Temporary shelter set up quickly in Port Townsend

PORT TOWNSEND — A temporary emergency shelter is keeping people warm and fed as they come in from the bitter cold until a seasonal cold weather shelter in the American Legion Hall opens Sunday.

The temporary shelter is at Mountain View Commons, in the former Mountain View School at 1925 Blaine St. It was opened Monday after temperatures dropped.

“It got cold really fast, so we didn’t have time to do any outreach,” said deForest Walker, Olympic Community Action Programs’ director of housing service development.

“So we are doing what we can to get the word out, going to the places where homeless people go and letting everyone know this is available.”

The front door of the school will remain open all night, and the shelter is down the hall and to the left.

After Saturday night, those in need of shelter should go to the American Legion Hall at 209 Monroe St.

The shelter is in the basement of the hall. It will be open every afternoon at 4 p.m. until sometime in March, providing meals and beds.

Walker said that last year, the shelter served 82 individuals, at an average of 16 or 17 per night.

She said there is a capacity, “but no one has ever been turned away.”

Open to anyone

Walker doesn’t like the “homeless” label, since the shelters are open to any single adult over 18 who needs shelter from the cold.

“If your pipes break and you need to get out of the cold, you can come in,” she said.

Walker had special praise for the city of Port Townsend, which she said scrambled to get the emergency shelter open quickly.

She said the operation of the shelter is a community effort supported by the city, Jefferson County, the Port Townsend Police, OlyCAP, the Olympic Peninsula Chapter of the American Red Cross, the Port Townsend Food Bank, local clergy, the American Legion and 450 volunteers.

“It’s important that we acknowledge everyone who helps because it gets other people in the community involved,” she said.

Volunteers have spent the night as monitors for the shelter both Monday and Tuesday.

On Monday night, five people came into the shelter. On Tuesday, only one person had come in by 6:30 p.m., but more were expected.
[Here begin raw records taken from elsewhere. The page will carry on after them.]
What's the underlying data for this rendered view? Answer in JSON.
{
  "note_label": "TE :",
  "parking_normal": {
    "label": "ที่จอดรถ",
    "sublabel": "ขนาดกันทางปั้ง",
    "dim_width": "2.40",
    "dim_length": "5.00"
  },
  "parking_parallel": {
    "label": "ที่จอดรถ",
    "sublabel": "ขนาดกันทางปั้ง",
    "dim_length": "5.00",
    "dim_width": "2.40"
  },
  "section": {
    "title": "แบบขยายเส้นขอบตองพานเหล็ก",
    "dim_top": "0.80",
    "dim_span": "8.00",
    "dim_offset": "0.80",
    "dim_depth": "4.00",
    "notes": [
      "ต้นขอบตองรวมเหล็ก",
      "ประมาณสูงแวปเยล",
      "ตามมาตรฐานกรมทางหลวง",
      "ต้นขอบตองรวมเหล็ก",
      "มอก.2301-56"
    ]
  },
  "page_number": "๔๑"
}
“Some of the people there on Monday were in pretty bad shape,” said American Legion Post Cmdr. Joe Carey, who stayed the night.

“If they hadn’t come in, I don’t think they would have made it.”

On Tuesday afternoon, Carey was shoveling the sidewalk outside of the Legion Hall when one of the shelter’s clients walked by.

Carey made it a point to inform the man, who lives in his car, about the temporary shelter.